(Craig Symonds, author of “The Battle of Midway” was one of five authors recommended by distinguished historian Eric Foner in his post to Navy Reads last February. Foner called Symonds’s “Lincoln and this Admirals” “the first full study of Lincoln’s relationship to the war at sea and it reveals him mastering the nuances of naval warfare...” Dr. Symonds, professor emeritus of history at the U.S. Naval Academy, brings his own nuanced insights and context to a full study of the Battle of Midway. In this blog post we’ll look briefly at a key event leading up to Midway but in another corner of the Pacific Ocean almost exactly 70 years ago.)
by Bill Doughty
Craig Symonds devotes an entire chapter of his great work “The Battle of Midway” to the Battle of the Coral Sea, one of the key sea battles of World War II, occurring in early May, one month before Midway.
“The Coral Sea is one of the world’s most beautiful bodies of water,” writes Symonds. “Named for the coral reefs that guard Australia’s northeast coast, it is bordered by Australia on the south, New Guinea on the west, the Solomon Islands on the north, and the New Hebrides on the east.” That area was key to Imperial Japan’s attempt to control the sea lanes for commerce and logistics.
|By April 1942 Imperial Japan controlled a wide area of the Pacific.|
On May 1, 1942, Adm. Halsey’s Task Force 16 left Pearl Harbor, while the Yorktown and Lexington carrier task forces joined to become Task Force 17 southeast of Guadalcanal. On that same day the Imperial Japanese aircraft carriers Shokaku and Zuikaku and their escorts got underway from Truk and headed toward the Coral Sea.
“Also on that busy May 1st, eighteen hundred miles further north, a group of senior officers met on board the Combined Fleet flagship Yamato, anchored in Hashirajima Harbor near Hiroshima, to participate in a war game for the attack on Midway.”
Symonds shows how logistics-related issues -- particularly access to fuel oil -- were among the biggest challenges for the American fleet, who didn’t have the same proximity to island footholds and captured foreign ports as their enemy.
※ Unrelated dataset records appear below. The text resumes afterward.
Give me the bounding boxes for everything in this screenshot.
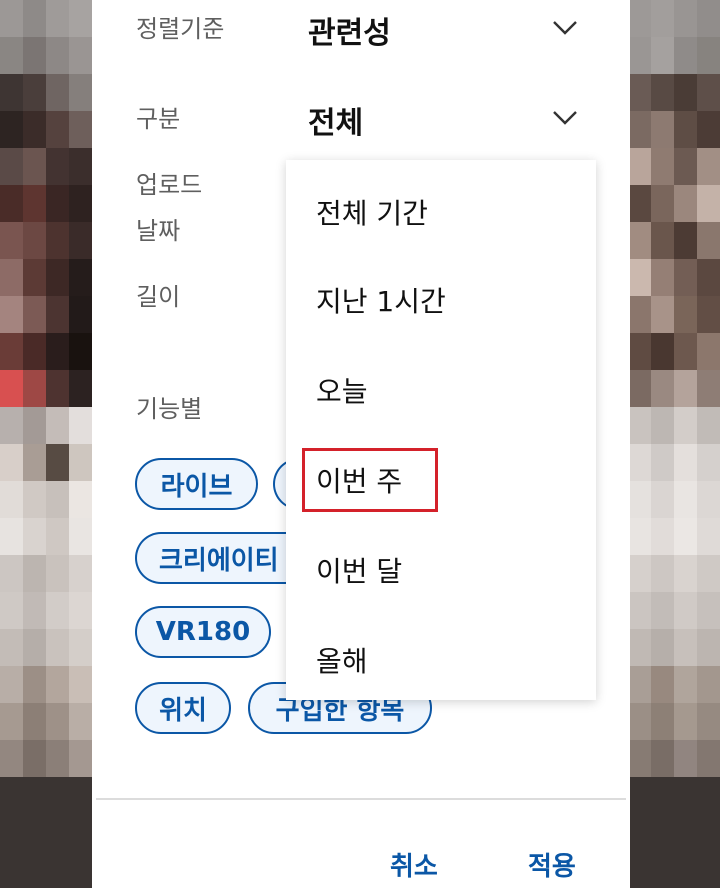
footer-divider xyxy=(96,798,626,800)
upload-date-label-line2: 날짜 xyxy=(136,217,181,245)
sort-label: 정렬기준 xyxy=(136,15,225,43)
apply-button[interactable]: 적용 xyxy=(528,846,576,883)
length-label: 길이 xyxy=(136,283,181,311)
menu-item-last-hour[interactable]: 지난 1시간 xyxy=(316,280,446,320)
upload-date-dropdown-menu: 전체 기간 지난 1시간 오늘 이번 주 이번 달 올해 xyxy=(286,160,596,700)
chip-location[interactable]: 위치 xyxy=(135,682,231,734)
menu-item-this-year[interactable]: 올해 xyxy=(316,640,368,680)
chip-live[interactable]: 라이브 xyxy=(135,458,258,510)
upload-date-label-line1: 업로드 xyxy=(136,171,203,199)
chip-vr180[interactable]: VR180 xyxy=(135,606,271,658)
background-right xyxy=(628,0,720,888)
menu-item-today[interactable]: 오늘 xyxy=(316,370,368,410)
type-chevron-down-icon[interactable] xyxy=(552,104,578,130)
cancel-button[interactable]: 취소 xyxy=(390,846,438,883)
type-label: 구분 xyxy=(136,105,181,133)
background-left xyxy=(0,0,92,888)
sort-chevron-down-icon[interactable] xyxy=(552,14,578,40)
sort-value[interactable]: 관련성 xyxy=(308,8,391,52)
menu-item-this-month[interactable]: 이번 달 xyxy=(316,550,402,590)
type-value[interactable]: 전체 xyxy=(308,98,363,142)
features-label: 기능별 xyxy=(136,395,203,423)
menu-item-all-time[interactable]: 전체 기간 xyxy=(316,192,428,232)
highlight-box xyxy=(302,448,438,512)
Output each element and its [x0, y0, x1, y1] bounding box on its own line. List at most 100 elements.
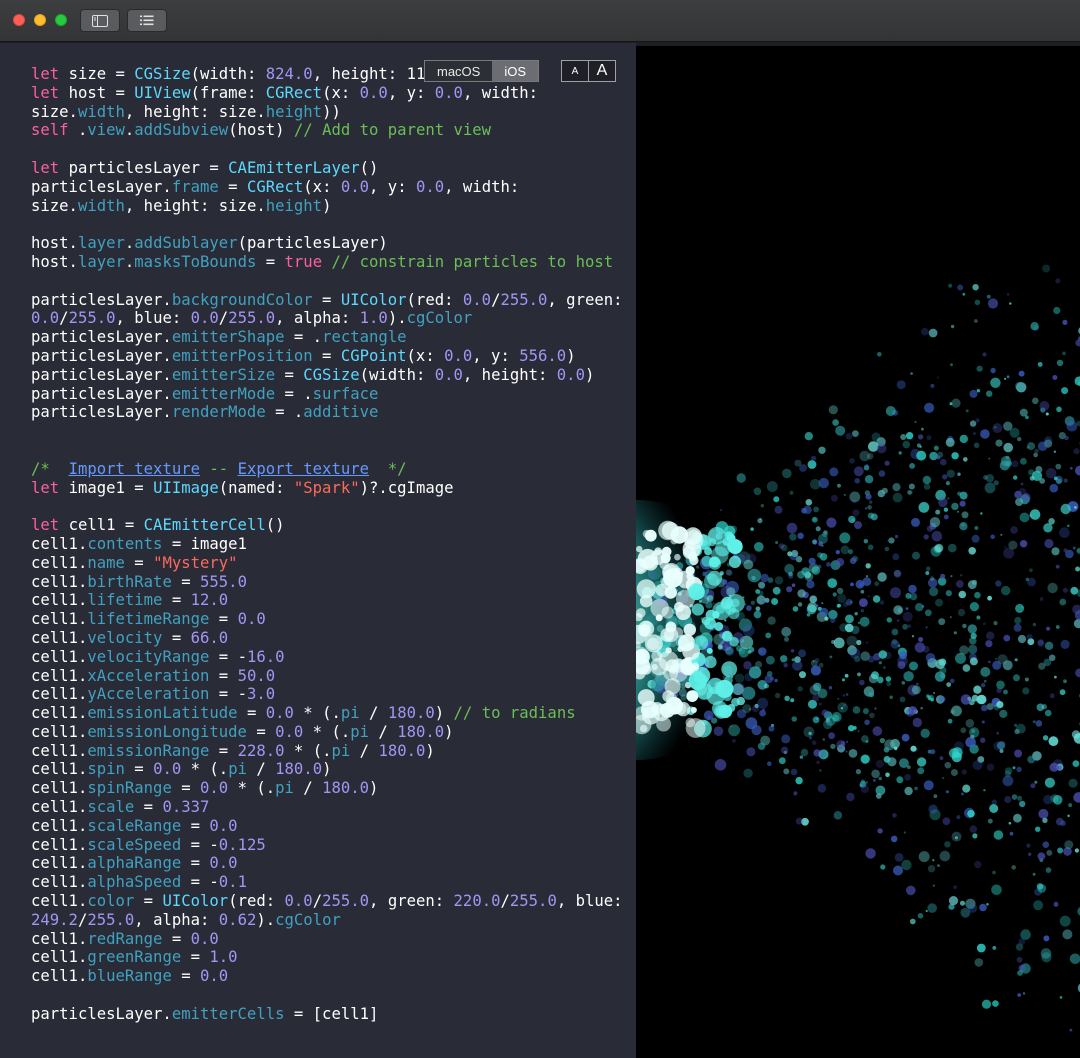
particle — [652, 703, 671, 722]
particle — [1027, 755, 1036, 764]
particle — [865, 641, 869, 644]
particle — [732, 739, 736, 743]
platform-option-ios[interactable]: iOS — [492, 61, 539, 81]
particle — [830, 743, 836, 750]
code-token: cell1. — [31, 816, 88, 835]
decrease-font-button[interactable]: A — [562, 61, 589, 81]
particle — [981, 683, 986, 688]
particle — [965, 719, 975, 728]
code-token: 16.0 — [246, 647, 285, 666]
code-token: view — [87, 121, 125, 140]
particle — [730, 525, 738, 533]
code-token: . — [77, 121, 88, 140]
code-token: 180.0 — [275, 760, 323, 779]
code-text[interactable]: let size = CGSize(width: 824.0, height: … — [31, 65, 631, 1024]
code-token: , y: — [387, 83, 435, 102]
particle — [854, 521, 862, 530]
particle — [1059, 598, 1067, 606]
particle — [971, 579, 978, 585]
code-token: = — [171, 572, 201, 591]
particle — [774, 576, 784, 585]
code-line: cell1.scaleSpeed = -0.125 — [31, 836, 631, 855]
code-token: xAcceleration — [87, 666, 210, 685]
code-token: color — [87, 892, 135, 911]
platform-option-macos[interactable]: macOS — [425, 61, 492, 81]
particle — [976, 365, 983, 372]
code-token: */ — [369, 459, 407, 478]
particle — [812, 716, 820, 724]
code-token: greenRange — [87, 948, 182, 967]
particle — [984, 482, 996, 494]
toggle-sidebar-button[interactable] — [80, 9, 120, 32]
code-token: UIColor — [162, 892, 229, 911]
particle — [1033, 452, 1038, 458]
particle — [986, 390, 993, 397]
particle — [917, 434, 924, 440]
code-token: 3.0 — [246, 685, 276, 704]
code-token: = — [162, 591, 191, 610]
particle — [1014, 658, 1018, 662]
particle — [819, 702, 822, 706]
particle — [969, 637, 977, 645]
particle — [686, 690, 699, 702]
code-token: 255.0 — [322, 892, 370, 911]
texture-link[interactable]: Import texture — [69, 460, 200, 478]
code-editor[interactable]: let size = CGSize(width: 824.0, height: … — [0, 43, 636, 1058]
code-token: (red: — [406, 290, 463, 309]
particle — [835, 425, 846, 436]
particle — [811, 740, 817, 745]
particle — [1074, 506, 1077, 509]
particle — [1040, 948, 1052, 959]
particle — [706, 647, 713, 654]
platform-segmented-control[interactable]: macOS iOS — [424, 60, 540, 82]
particle — [963, 457, 968, 462]
particle — [1013, 475, 1018, 480]
particle — [1022, 687, 1030, 695]
toggle-list-button[interactable] — [127, 9, 167, 32]
particle — [793, 791, 798, 796]
increase-font-button[interactable]: A — [589, 61, 615, 81]
texture-link[interactable]: Export texture — [238, 460, 369, 478]
particle — [826, 517, 837, 528]
particle — [836, 587, 844, 595]
code-token: / — [359, 704, 388, 723]
code-line: 0.0/255.0, blue: 0.0/255.0, alpha: 1.0).… — [31, 309, 631, 328]
minimize-window-button[interactable] — [34, 14, 46, 26]
font-size-control[interactable]: A A — [561, 60, 616, 82]
particle — [1020, 482, 1024, 486]
particle — [1049, 693, 1055, 699]
particle — [1068, 803, 1073, 808]
particle — [962, 292, 966, 296]
close-window-button[interactable] — [13, 14, 25, 26]
particle — [863, 539, 868, 544]
particle — [1073, 448, 1080, 455]
particle — [644, 529, 657, 542]
particle — [904, 786, 913, 796]
particle — [973, 432, 976, 435]
particle — [1026, 634, 1033, 640]
particle — [1057, 847, 1064, 854]
code-line: /* Import texture -- Export texture */ — [31, 460, 631, 479]
zoom-window-button[interactable] — [55, 14, 67, 26]
code-line: cell1.scaleRange = 0.0 — [31, 817, 631, 836]
particle — [774, 692, 781, 699]
particle — [1049, 762, 1059, 772]
particle — [925, 909, 928, 913]
code-token: cell1. — [31, 948, 88, 967]
particle — [1042, 735, 1049, 741]
particle — [897, 619, 900, 622]
particle — [1074, 848, 1079, 853]
particle — [929, 451, 938, 461]
particle — [775, 541, 779, 544]
particle — [916, 757, 927, 767]
particle — [842, 694, 846, 697]
particle — [724, 531, 734, 541]
code-token: 0.0 — [444, 346, 473, 365]
particle-emitter-canvas — [636, 264, 1080, 1032]
particle — [1015, 498, 1024, 506]
particle — [943, 514, 949, 520]
particle — [948, 283, 953, 288]
particle — [762, 600, 766, 604]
The author dissects the battle of May 7 and the death of USS Lexington on May 8. He analyzes the strategy, tactics and mixed result: despite the significant losses to the Americans, the United States Navy had stopped the Imperial Japanese Navy’s advance toward Port Moresby.
“Over time, the assessment of historians has been that the Battle of the Coral Sea was a tactical victory for the Japanese but a strategic victory for the Americans.”
Navy pilots gained experience. Japanese aircraft were destroyed. The United States gained a better advantage in the Pacific, where carrier-based aviation surpassed battleship-firepower in strategic importance.
The Battle of the Coral Sea also proved the value of radio intelligence, particularly as interpreted in the Pacific. Symonds shows how Lt. Cmdr. Joseph Rochefort demonstrated his superior codebreaking abilities and analysis to Adm. Nimitz, first by predicting an invasion of Rabaul in January and then revealing the Japanese fleet’s plans in the Coral Sea in May.
Credibility created confidence.
The credibility earned by Pearl Harbor’s Station Hypo, the team of codebreakers under Rochefort, would lead directly to success in the Battle of Midway June 4-7, 1942.